View Single Post
  #6   Spotlight this post!  
Unread 24-08-2009, 08:14
Jared Russell's Avatar
Jared Russell Jared Russell is offline
Taking a year (mostly) off
FRC #0254 (The Cheesy Poofs), FRC #0341 (Miss Daisy)
Team Role: Engineer
 
Join Date: Nov 2002
Rookie Year: 2001
Location: San Francisco, CA
Posts: 3,077
Jared Russell has a reputation beyond reputeJared Russell has a reputation beyond reputeJared Russell has a reputation beyond reputeJared Russell has a reputation beyond reputeJared Russell has a reputation beyond reputeJared Russell has a reputation beyond reputeJared Russell has a reputation beyond reputeJared Russell has a reputation beyond reputeJared Russell has a reputation beyond reputeJared Russell has a reputation beyond reputeJared Russell has a reputation beyond repute
Re: Brute Forcing Encryption

Quote:
Originally Posted by jtdowney View Post
This would leave us with only the option of brute forcing the algorithm. Now he did indicate that the input was 12 characters which narrows the field somewhat and that the input consists of A-Z, a-z, 0-9, and space. This leaves us with 12 (r) spots for one of 63 (n) values. Using (n+r-1)!/r!(n-1)! we arrive at 21,944,067,106,416 possible values.
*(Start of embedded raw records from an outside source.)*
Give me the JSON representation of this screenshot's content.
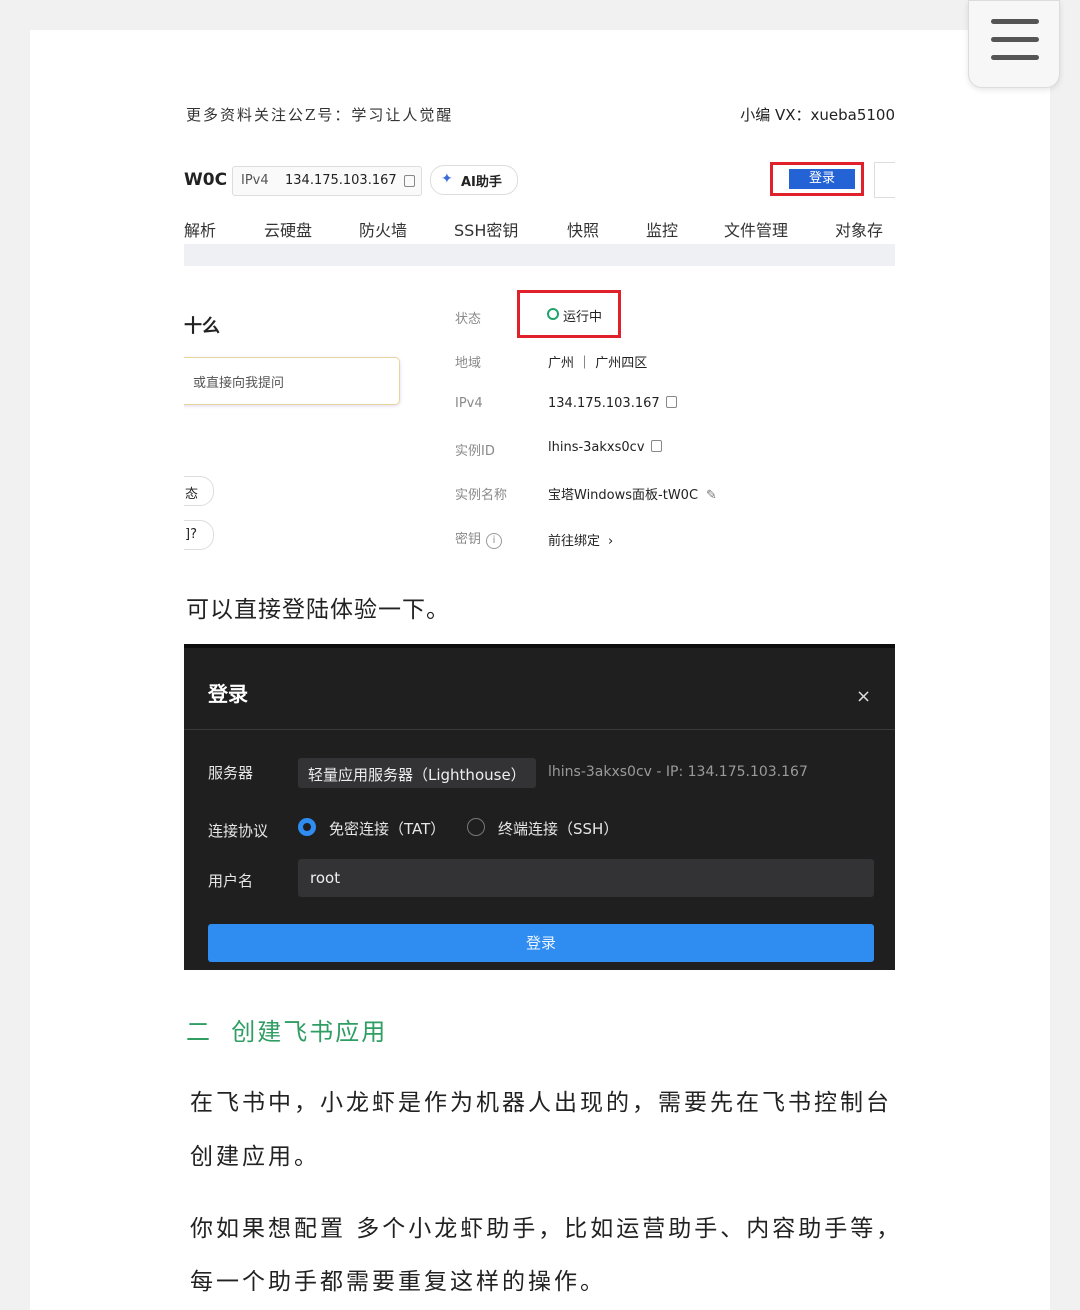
{
  "header": {
    "left": "更多资料关注公Z号：学习让人觉醒",
    "right": "小编 VX：xueba5100"
  },
  "console": {
    "instance_short": "W0C",
    "ipv4_tag": "IPv4",
    "ipv4_value": "134.175.103.167",
    "ai_button": "AI助手",
    "login_button": "登录",
    "tabs": [
      "解析",
      "云硬盘",
      "防火墙",
      "SSH密钥",
      "快照",
      "监控",
      "文件管理",
      "对象存储"
    ],
    "left_heading": "十么",
    "ask_placeholder": "或直接向我提问",
    "chips": [
      "态",
      "]?"
    ],
    "details": [
      {
        "label": "状态",
        "value": "运行中"
      },
      {
        "label": "地域",
        "value": "广州 ｜ 广州四区"
      },
      {
        "label": "IPv4",
        "value": "134.175.103.167"
      },
      {
        "label": "实例ID",
        "value": "lhins-3akxs0cv"
      },
      {
        "label": "实例名称",
        "value": "宝塔Windows面板-tW0C"
      },
      {
        "label": "密钥",
        "value": "前往绑定"
      }
    ],
    "status_color": "#21a36a"
  },
  "text1": "可以直接登陆体验一下。",
  "login_dialog": {
    "title": "登录",
    "close": "×",
    "server_label": "服务器",
    "server_type": "轻量应用服务器（Lighthouse）",
    "server_info": "lhins-3akxs0cv - IP: 134.175.103.167",
    "protocol_label": "连接协议",
    "protocol_options": [
      "免密连接（TAT）",
      "终端连接（SSH）"
    ],
    "selected_protocol": "免密连接（TAT）",
    "username_label": "用户名",
    "username_value": "root",
    "submit": "登录",
    "accent": "#2f8cf0"
  },
  "section": {
    "heading": "二  创建飞书应用",
    "color": "#2f9e63"
  },
  "paragraphs": [
    "在飞书中，小龙虾是作为机器人出现的，需要先在飞书控制台",
    "创建应用。",
    "你如果想配置 多个小龙虾助手，比如运营助手、内容助手等，",
    "每一个助手都需要重复这样的操作。"
  ]
}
Now I for one don't have enough time on the University supercomputer to brute force that but if someone has a few graphics cards laying around you could probably build a computer that could crack it in a weeks time.
1) Andrew defined his alphabet as A-Z, a-z, space. He did not say that 0-9 were in the input. The alphabet size is therefore 53, not 63.

2) You used (n+r-1)! / r!(n-1)! to compute the number of possible inputs. This is the formula for the number of COMBINATIONS with repetition. A combination is an un-ordered collection of elements. Order is important for the input string (as "123" hashes to something different from "321" with all of the schemes discussed in this thread); the correct formula to use is therefore the number of PERMUTATIONS with repetition. This is simply n^r as I had done above.

n^r = 53^12 = 4.91258904 × 10^20

Quote:
Originally Posted by jtdowney View Post
Let me first say for the most part all previous posts in this thread are confusing cryptographic primitives. Please take no offense from this correction as cryptography is a difficult subject.
None taken

Last edited by Jared Russell : 24-08-2009 at 08:17.